Title: Architecting for Resilience at Scale
Speaker: Sudhanva Gurumurthi, Principal Member of the Technical Staff | AMD RAS Architecture
Date:Friday, February 5, 2021
Time: 1:00 - 2:00 pm
Location: Zoom Meeting
Reliability is a fundamental abstraction that underlies computer architecture and systems design. While technology-scaling has enabled the ability to build ever more powerful computers, such scaling has also made it more challenging to maintain this abstraction, especially at scale in a data center. This talk will first explain this problem and motivate the need for reliable and resilient hardware design. The talk will then present three areas of research and advanced development by AMD on this topic. First, the talk will present data and insights from production systems in data centers collected over a multi-year timescale to demonstrate the nature of faults observed in the field. This data spans several generations of DRAM, as well as SRAM. Second, the talk will discuss tools and techniques to model the potential impact of faults during the early stages of design of a processor and to evaluate resilience at the software-level. Finally, the talk will present a low-cost approach to providing resilience to GPUs through compiler-managed redundant multi-threading and discuss our experience from prototyping this technique.
Bio: Sudhanva Gurumurthi is a Principal Member of the Technical Staff at AMD, where he leads advanced development in Reliability, Availability, and Serviceability (RAS).
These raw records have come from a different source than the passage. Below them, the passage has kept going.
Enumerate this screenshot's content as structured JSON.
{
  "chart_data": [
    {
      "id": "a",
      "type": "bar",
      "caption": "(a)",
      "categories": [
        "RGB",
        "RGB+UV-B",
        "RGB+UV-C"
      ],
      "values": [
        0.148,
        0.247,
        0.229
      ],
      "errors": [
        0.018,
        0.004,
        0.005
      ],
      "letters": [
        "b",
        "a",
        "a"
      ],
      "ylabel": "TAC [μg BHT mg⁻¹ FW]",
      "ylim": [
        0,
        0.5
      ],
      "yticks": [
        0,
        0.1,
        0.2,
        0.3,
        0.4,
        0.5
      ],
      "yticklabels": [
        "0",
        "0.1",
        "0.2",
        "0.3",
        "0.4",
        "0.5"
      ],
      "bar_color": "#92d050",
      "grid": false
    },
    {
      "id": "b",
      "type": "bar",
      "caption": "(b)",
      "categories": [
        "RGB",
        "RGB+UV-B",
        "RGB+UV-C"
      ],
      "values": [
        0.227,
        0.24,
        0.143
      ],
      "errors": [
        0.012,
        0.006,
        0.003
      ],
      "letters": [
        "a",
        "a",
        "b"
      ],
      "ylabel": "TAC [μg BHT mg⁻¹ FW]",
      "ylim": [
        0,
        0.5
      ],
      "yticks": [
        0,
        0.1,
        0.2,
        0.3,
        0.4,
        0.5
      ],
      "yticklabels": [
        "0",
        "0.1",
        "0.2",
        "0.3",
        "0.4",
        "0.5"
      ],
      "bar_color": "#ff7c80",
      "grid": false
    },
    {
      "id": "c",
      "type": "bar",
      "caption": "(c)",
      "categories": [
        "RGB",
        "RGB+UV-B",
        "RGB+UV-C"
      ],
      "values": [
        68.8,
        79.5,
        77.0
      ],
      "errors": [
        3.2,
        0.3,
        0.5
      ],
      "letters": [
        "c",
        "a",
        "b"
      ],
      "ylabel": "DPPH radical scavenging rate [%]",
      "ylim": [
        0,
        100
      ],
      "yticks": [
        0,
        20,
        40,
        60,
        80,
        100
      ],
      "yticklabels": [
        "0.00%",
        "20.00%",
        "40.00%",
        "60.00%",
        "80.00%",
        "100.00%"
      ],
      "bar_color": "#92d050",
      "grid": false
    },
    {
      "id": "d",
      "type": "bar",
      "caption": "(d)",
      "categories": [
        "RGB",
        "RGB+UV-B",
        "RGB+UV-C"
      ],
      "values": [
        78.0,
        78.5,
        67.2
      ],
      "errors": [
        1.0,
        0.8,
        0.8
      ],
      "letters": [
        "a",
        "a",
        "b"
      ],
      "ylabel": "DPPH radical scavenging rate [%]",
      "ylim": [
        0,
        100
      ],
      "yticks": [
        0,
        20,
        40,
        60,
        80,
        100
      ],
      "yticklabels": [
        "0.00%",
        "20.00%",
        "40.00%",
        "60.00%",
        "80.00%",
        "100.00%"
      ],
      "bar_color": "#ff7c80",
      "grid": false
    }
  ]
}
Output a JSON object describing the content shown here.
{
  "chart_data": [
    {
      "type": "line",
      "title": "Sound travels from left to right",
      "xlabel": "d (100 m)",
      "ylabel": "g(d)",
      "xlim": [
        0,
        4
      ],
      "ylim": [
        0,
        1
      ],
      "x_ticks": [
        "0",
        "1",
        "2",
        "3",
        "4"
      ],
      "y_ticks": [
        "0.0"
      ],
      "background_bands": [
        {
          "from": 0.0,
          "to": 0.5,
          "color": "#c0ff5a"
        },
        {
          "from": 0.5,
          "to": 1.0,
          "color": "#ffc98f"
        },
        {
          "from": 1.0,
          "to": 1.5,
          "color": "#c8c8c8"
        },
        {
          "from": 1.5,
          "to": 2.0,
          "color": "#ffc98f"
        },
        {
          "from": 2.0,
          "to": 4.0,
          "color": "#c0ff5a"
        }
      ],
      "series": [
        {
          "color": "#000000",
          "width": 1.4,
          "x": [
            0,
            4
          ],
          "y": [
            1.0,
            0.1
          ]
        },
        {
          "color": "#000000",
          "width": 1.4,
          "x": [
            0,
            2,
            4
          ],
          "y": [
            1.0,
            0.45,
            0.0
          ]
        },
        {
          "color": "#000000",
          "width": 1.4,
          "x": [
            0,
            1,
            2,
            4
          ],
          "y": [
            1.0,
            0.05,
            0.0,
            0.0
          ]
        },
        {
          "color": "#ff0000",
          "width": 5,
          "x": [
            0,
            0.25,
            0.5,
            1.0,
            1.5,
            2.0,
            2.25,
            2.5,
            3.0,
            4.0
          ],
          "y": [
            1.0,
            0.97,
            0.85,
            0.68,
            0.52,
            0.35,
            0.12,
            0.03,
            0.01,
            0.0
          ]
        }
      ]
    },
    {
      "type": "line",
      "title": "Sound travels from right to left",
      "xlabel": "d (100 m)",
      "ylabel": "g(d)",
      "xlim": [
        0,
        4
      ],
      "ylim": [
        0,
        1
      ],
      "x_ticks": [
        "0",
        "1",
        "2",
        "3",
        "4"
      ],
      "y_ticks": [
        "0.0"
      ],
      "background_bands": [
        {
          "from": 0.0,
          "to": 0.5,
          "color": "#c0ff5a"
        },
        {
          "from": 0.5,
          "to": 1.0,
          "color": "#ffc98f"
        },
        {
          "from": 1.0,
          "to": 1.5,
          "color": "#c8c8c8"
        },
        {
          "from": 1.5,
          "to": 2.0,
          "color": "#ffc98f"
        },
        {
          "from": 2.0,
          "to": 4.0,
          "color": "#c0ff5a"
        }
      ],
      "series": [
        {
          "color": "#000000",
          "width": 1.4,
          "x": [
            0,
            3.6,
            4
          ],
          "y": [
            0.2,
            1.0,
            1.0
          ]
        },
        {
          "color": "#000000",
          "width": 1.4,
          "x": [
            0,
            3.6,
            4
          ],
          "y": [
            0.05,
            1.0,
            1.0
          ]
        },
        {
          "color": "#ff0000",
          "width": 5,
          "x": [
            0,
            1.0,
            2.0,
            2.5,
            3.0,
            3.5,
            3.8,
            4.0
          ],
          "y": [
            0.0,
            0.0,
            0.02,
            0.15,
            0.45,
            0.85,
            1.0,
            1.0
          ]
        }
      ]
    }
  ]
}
His responsibilities include leading the pathfinding of new RAS features and its technology transfer into the company roadmap, leading the RAS definition of new technologies in industry consortiums, and providing guidance on RAS for emerging technologies and use cases being explored by R&D groups in AMD. He used to be an Associate Professor with tenure in the Computer Science Department at the University of Virginia. Sudhanva is a recipient of the NSF CAREER Award, a Google Focused Research Award, two Google Faculty Research Awards, and several other NSF and industry awards. He received his PhD in Computer Science and Engineering from Penn State in 2005. He is a Senior Member of the IEEE and the ACM.